Grouchegnka s’interrompit brusquement. Aliocha la regarda, stupéfait.

« Comment ? Ivan va le voir ? Mitia m’a dit lui-même qu’il n’était jamais venu.

— Eh bien, eh bien ! Voilà comme je suis ! J’ai bavardé, s’écria Grouchegnka, rouge de confusion. Enfin, Aliocha, n’en parle pas ; puisque j’ai commencé, je vais te dire toute la vérité ; Ivan est allé deux fois le voir : la première, aussitôt arrivé de Moscou ; la seconde il y a huit jours. Il a défendu à Mitia d’en parler, il venait en cachette. »

Aliocha demeurait plongé dans ses réflexions. Cette nouvelle l’avait fort impressionné.

« Ivan ne m’a pas parlé de l’affaire de Mitia ; en général, il a très peu causé avec moi ; quand j’allais le voir, il paraissait toujours mécontent, de sorte que je ne vais plus chez lui depuis trois semaines. Hum… s’il l’a vu, il y a huit jours… Il s’est produit, en effet, un changement chez Mitia depuis une semaine…

— Oui, dit vivement Grouchegnka ; ils ont un secret, Mitia lui-même m’en a parlé, et un secret qui le tourmente. Auparavant il était gai, il l’est encore maintenant, seulement, vois-tu, quand il commence à remuer la tête, à marcher de long en large, à se tirailler les cheveux à la tempe, je sais qu’il est agité… j’en suis sûre !… Autrement, il était gai encore aujourd’hui.

— Agité, dis-tu ?

— Oui, tantôt gai, tantôt agité. Vraiment, Aliocha, il me surprend ; avec un tel sort en perspective, il lui arrive d’éclater de rire pour des bagatelles ; on dirait un enfant.

— Est-il vrai qu’il t’ait défendu de me parler d’Ivan ?

— Oui, c’est toi surtout qu’il craint, Mitia. Car il y a là un secret, lui-même me l’a dit… Aliocha, mon cher, tâche de savoir quel est ce secret et viens me le dire, afin que je connaisse enfin mon maudit sort ! C’est pour ça que je t’ai fait venir aujourd’hui.

— Tu penses que cela te concerne ? Mais alors il ne t’en aurait pas parlé !

— Je ne sais. Peut-être n’ose-t-il pas me le dire. Il me prévient. Le fait est qu’il a un secret.

— Mais toi-même, qu’en penses-tu ?

— Je pense que tout est fini pour moi. Ils sont trois ligués contre moi, Katia fait partie du complot, c’est d’elle que tout vient. Mitia me prévient par allusion.

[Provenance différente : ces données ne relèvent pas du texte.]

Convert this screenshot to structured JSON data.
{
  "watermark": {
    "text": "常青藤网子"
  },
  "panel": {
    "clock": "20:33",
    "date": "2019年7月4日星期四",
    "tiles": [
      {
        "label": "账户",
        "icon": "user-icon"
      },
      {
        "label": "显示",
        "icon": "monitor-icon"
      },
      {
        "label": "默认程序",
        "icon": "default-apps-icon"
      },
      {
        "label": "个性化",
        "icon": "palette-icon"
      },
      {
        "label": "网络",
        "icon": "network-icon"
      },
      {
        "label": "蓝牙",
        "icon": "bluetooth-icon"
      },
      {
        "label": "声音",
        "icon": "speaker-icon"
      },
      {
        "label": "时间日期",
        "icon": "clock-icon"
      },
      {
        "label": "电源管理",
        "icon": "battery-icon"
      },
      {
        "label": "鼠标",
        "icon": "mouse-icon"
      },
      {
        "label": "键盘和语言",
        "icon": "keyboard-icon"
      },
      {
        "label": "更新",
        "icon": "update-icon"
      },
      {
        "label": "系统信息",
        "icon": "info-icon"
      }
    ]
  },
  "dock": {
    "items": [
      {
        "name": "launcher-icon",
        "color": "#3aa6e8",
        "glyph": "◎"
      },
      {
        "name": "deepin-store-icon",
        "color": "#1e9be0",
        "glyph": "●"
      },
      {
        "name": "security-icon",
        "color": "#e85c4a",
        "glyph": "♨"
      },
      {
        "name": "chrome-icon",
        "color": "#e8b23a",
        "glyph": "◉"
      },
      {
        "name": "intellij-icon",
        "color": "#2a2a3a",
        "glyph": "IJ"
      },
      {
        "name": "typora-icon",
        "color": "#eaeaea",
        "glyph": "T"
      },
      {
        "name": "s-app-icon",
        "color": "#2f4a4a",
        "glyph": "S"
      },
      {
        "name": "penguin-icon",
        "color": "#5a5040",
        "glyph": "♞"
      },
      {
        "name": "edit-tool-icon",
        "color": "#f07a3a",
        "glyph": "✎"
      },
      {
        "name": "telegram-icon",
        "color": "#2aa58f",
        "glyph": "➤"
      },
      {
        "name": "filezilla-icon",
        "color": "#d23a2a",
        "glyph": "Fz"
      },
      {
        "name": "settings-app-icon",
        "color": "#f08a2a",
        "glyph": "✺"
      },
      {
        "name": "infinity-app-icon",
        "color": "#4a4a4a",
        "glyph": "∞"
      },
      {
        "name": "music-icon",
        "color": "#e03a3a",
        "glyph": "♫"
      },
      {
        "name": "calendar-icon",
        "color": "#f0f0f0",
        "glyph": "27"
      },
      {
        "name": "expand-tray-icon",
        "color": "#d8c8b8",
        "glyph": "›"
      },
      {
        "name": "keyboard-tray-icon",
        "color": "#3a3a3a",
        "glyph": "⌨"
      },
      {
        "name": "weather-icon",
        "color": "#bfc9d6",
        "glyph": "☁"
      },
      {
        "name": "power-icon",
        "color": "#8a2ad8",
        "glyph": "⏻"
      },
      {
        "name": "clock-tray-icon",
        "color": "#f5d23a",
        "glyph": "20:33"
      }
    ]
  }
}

Il songe à m’abandonner, voilà tout le secret. Ils ont imaginé cela tous les trois, Mitia, Katia et Ivan Fiodorovitch. Il m’a dit, il y a huit jours, qu’Ivan est amoureux de Katia ; voilà pourquoi il va si souvent chez elle. Aliocha, est-ce vrai ou non ? Réponds-moi en conscience.

— Je ne te mentirai pas. Ivan n’aime pas Catherine Ivanovna.

— Eh bien, c’est ce que j’ai tout de suite pensé ! Il ment effrontément. Et il fait maintenant le jaloux pour pouvoir m’accuser ensuite. Mais c’est un imbécile, il ne sait pas dissimuler, il est trop franc… Il me le paiera ! « Tu crois que j’ai tué ! » Voilà ce qu’il ose me reprocher ! Que Dieu lui pardonne ! Attends, cette Katia aura affaire à moi au tribunal ! Je parlerai… Je dirai tout ! »

Elle se mit à pleurer.

« Voilà ce que je puis t’affirmer, Grouchegnka, dit Aliocha en se levant : d’abord, il t’aime, il t’aime plus que tout au monde, et toi seule, crois-moi, j’en suis sûr. Ensuite, je t’avoue que je n’irai pas lui arracher son secret, mais s’il me le dit, je le préviendrai que j’ai promis de t’en faire part. Dans ce cas, je reviendrai te le dire aujourd’hui. Seulement… il me semble que Catherine Ivanovna n’a rien à voir là-dedans, ce secret doit sûrement se rapporter à autre chose. En attendant, adieu ! »

Aliocha lui serra la main. Grouchegnka pleurait toujours. Il voyait bien qu’elle ne croyait guère à ses consolations ; néanmoins, cette effusion l’avait soulagée. Cela lui faisait de la peine de la laisser dans cet état, mais il était pressé, ayant encore beaucoup à faire.